Отец как будто ждал этого и остановил лошадей. Ларивон легко выскочил из саней и, сутулясь, размахивая руками, широко пошагал по санной дороге вдоль реки на дальнюю часть Заречья — к крутому длинному обрыву, где поверху тянулся самый высокий длинный порядок. Этот далекий ряд изб и амбаров напоминал мне густую стаю ворон на заборе.
Внизу, на снежной равнине, было тихо, но со всех сторон неслись песни, переливы колокольчиков. На крашенинниковом спуске гурьбой катались на салазках ребятишки. Всюду, даже в воздухе, чувствовалось хмельное веселье. Казалось, что и оттаявшие стекла окон тоже улыбаются, и стаи галок и ворон на голых ветлах внизу, позади нашего порядка, тоже орут по-праздничному.
XXVI
В один из таких дней приехали к нам гости: тетя Паша с мужем Агафоном, с парнишкой Евлашкой и тетя Маша с Миколаем Андреичем. Агафон, похожий лицом и бородой на Ларивона, лихо подлетел к воротам на паре серых лошадей с расписной дугой и гирляндой разных колокольцев, с погремушками на узде. По дороге он прихватил и Машуху с мужем. Это был зажиточный мужик, который не только пахал арендованную землю, но и занимался извозом.

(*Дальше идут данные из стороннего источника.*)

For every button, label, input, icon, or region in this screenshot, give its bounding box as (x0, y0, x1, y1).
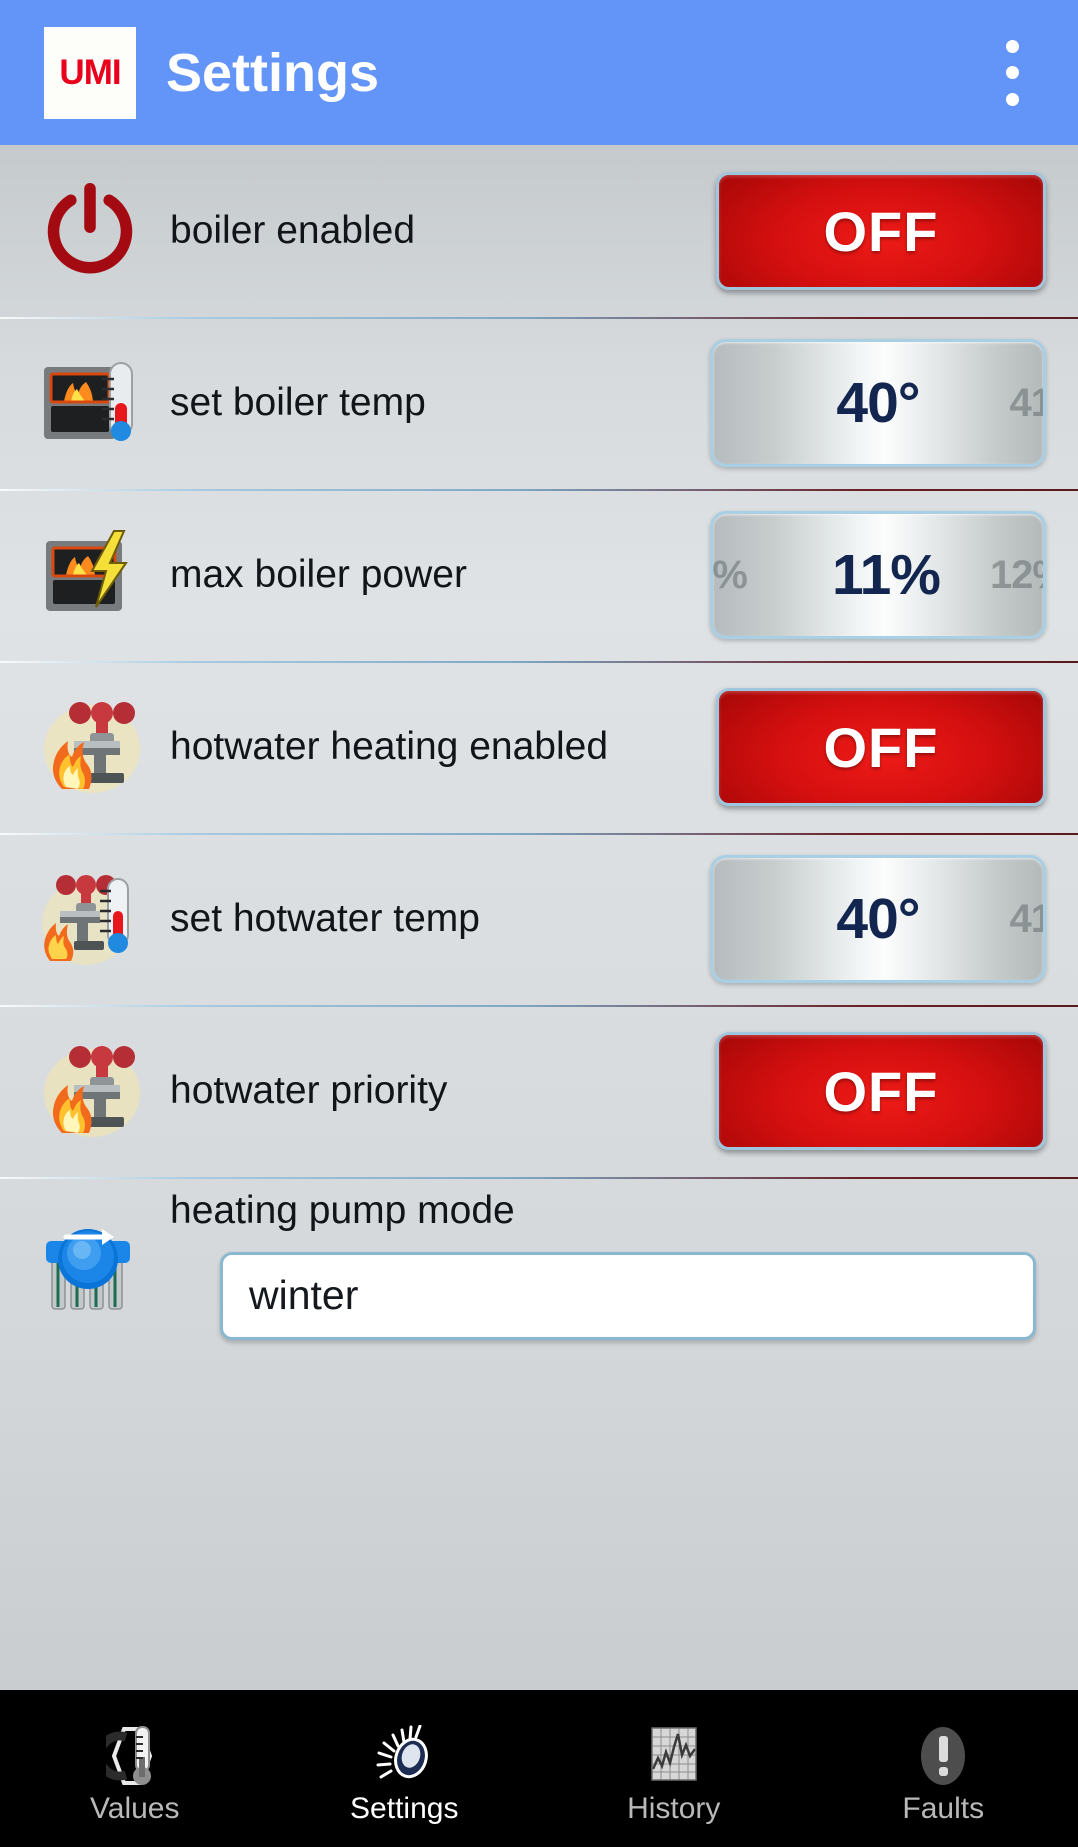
setting-row-set-boiler-temp: set boiler temp 40° 41° (0, 317, 1078, 489)
settings-knob-icon (368, 1720, 440, 1792)
thermometer-gauge-icon (99, 1720, 171, 1792)
overflow-dot-3 (1005, 92, 1019, 106)
nav-tab-label: Settings (350, 1791, 459, 1825)
setting-label: boiler enabled (170, 209, 416, 253)
boiler-thermometer-icon (34, 351, 146, 455)
hotwater-thermometer-icon (34, 867, 146, 971)
settings-list: boiler enabled OFF set boiler temp 40° 4… (0, 145, 1078, 1690)
picker-next-value: 12% (989, 552, 1043, 597)
setting-label: max boiler power (170, 553, 467, 597)
dropdown-selected-value: winter (249, 1272, 359, 1319)
picker-next-value: 41° (1009, 896, 1044, 941)
setting-row-hotwater-priority: hotwater priority OFF (0, 1005, 1078, 1177)
hotwater-flame-icon (34, 695, 146, 799)
hotwater-priority-toggle[interactable]: OFF (716, 1032, 1046, 1150)
nav-tab-label: Values (89, 1791, 180, 1825)
fault-exclamation-icon (907, 1720, 979, 1792)
setting-row-boiler-enabled: boiler enabled OFF (0, 145, 1078, 317)
picker-next-value: 41° (1009, 380, 1044, 425)
set-boiler-temp-picker[interactable]: 40° 41° (710, 339, 1046, 467)
setting-label: hotwater heating enabled (170, 725, 609, 769)
set-hotwater-temp-picker[interactable]: 40° 41° (710, 855, 1046, 983)
nav-tab-label: History (627, 1791, 721, 1825)
setting-row-set-hotwater-temp: set hotwater temp 40° 41° (0, 833, 1078, 1005)
boiler-power-icon (34, 523, 146, 627)
hotwater-priority-icon (34, 1039, 146, 1143)
picker-current-value: 40° (836, 887, 920, 951)
nav-tab-label: Faults (902, 1791, 985, 1825)
toggle-state-label: OFF (823, 1059, 939, 1123)
max-boiler-power-picker[interactable]: 0% 11% 12% (710, 511, 1046, 639)
picker-prev-value: 0% (712, 552, 748, 597)
overflow-dot-1 (1005, 39, 1019, 53)
setting-label: hotwater priority (170, 1069, 448, 1113)
picker-current-value: 40° (836, 371, 920, 435)
page-title: Settings (166, 42, 380, 103)
hotwater-heating-toggle[interactable]: OFF (716, 688, 1046, 806)
umi-logo: UMI (44, 26, 136, 119)
nav-tab-values[interactable]: Values (0, 1690, 270, 1847)
setting-label: set boiler temp (170, 381, 426, 425)
heating-pump-icon (34, 1211, 146, 1315)
heating-pump-mode-group: heating pump mode winter (146, 1186, 1050, 1340)
setting-row-max-boiler-power: max boiler power 0% 11% 12% (0, 489, 1078, 661)
nav-tab-history[interactable]: History (539, 1690, 809, 1847)
nav-tab-faults[interactable]: Faults (809, 1690, 1078, 1847)
setting-label: heating pump mode (170, 1189, 515, 1233)
setting-row-heating-pump-mode: heating pump mode winter (0, 1177, 1078, 1349)
heating-pump-mode-dropdown[interactable]: winter (220, 1251, 1036, 1340)
umi-logo-text: UMI (59, 52, 121, 92)
setting-label: set hotwater temp (170, 897, 480, 941)
overflow-menu-icon[interactable] (994, 39, 1030, 106)
bottom-navigation: Values Settings History Faults (0, 1690, 1078, 1847)
app-root: UMI Settings boiler enabled OFF set boil… (0, 0, 1078, 1847)
boiler-enabled-toggle[interactable]: OFF (716, 172, 1046, 290)
toggle-state-label: OFF (823, 715, 939, 779)
history-chart-icon (638, 1720, 710, 1792)
overflow-dot-2 (1005, 66, 1019, 79)
power-icon (34, 179, 146, 283)
picker-current-value: 11% (832, 543, 941, 607)
app-header: UMI Settings (0, 0, 1078, 145)
toggle-state-label: OFF (823, 199, 939, 263)
setting-row-hotwater-heating-enabled: hotwater heating enabled OFF (0, 661, 1078, 833)
nav-tab-settings[interactable]: Settings (270, 1690, 540, 1847)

Дед очень его жаловал и гордился такой родней. Тетя Паша была стройная, с легкой, плывущей походкой женщина, курносенькая, всегда ласково улыбающаяся, с певучим, нежным голосом. Она ласкала нас с Семой, привозила гостинцы и со всеми братьями говорила приветливо и мягко. Машуха была низенькая, по-старушечьи тяжелая и озабоченная и на нас, малолеток, не обращала внимания: должно быть, ей надоели свои дети, а рожала она каждый год, и на ее руках постоянно был грудной младенец. Но дети у нее почему-то умирали один за другим и росли только трое — два мальчика и девочка. Она была безобразно рябая, и дети были изрыты оспой. Ее муж, Миколай Андреич, дома не жил, а приезжал только на большие праздники. Он работал в Саратове на паровой мельнице и щеголял во всем городском, как Миколай Подгорнов. Это был разбитной человек, никогда не унывающий. Лицо его постоянно морщилось от смеха, и маленькие глазки беззаботно щурились и хитро подмигивали. Все у нас в семье любили его за легкий, беззлобный нрав, и даже отец заражался его весельем. Только дед хмурился и журил его:
— Бестолковый ты человек, Мнколай. Только и знаешь: ха-ха да ха-ха — не боюсь греха. А жизнь прожить — не поле перейти.
А Миколай Андреич охотно отвечал, посмеиваясь:
— А чего, родитель, тужить-то? Не пашем, не сеем, не жнем, а сыты и обуты-одеты. Машуха на своей усадьбе копается, я — в рабочей артели, на вальцах работаю. Месяц проработал — денежки получай. А жить да работать в своей артели вполагоря: там — товарищи. В добрый час в компании и душу отведешь, а в худой и руку подадут. Мы с Машаркой летом на Кубань подадимся. Там хлебный край, и на мельницах сотни работают. Дружки туда зовут. Я ведь «вальцовой» называюсь, мастер.
Отец слушал его с удовольствием, а потом они уходили куда-то вдвоем, как задушевные друзья.
Агафон любил больше беседовать с дедушкой, и они даже за угощеньем, за постным столом, где ради праздника стояло ведро браги, говорили о хозяйстве, о торговле и об извозе. Агафон гладил свою бороду и хвалился:
— Мы с тятенькой — в хорошем деле. У нас все хозяйство справное. Нас и барин уважает, и на стороне везде содружье. В выгоде союз — главное дело. Гляди-ка, лошадки-то какие, сбруя-то! Прокачу, сродники, всем на удивленье!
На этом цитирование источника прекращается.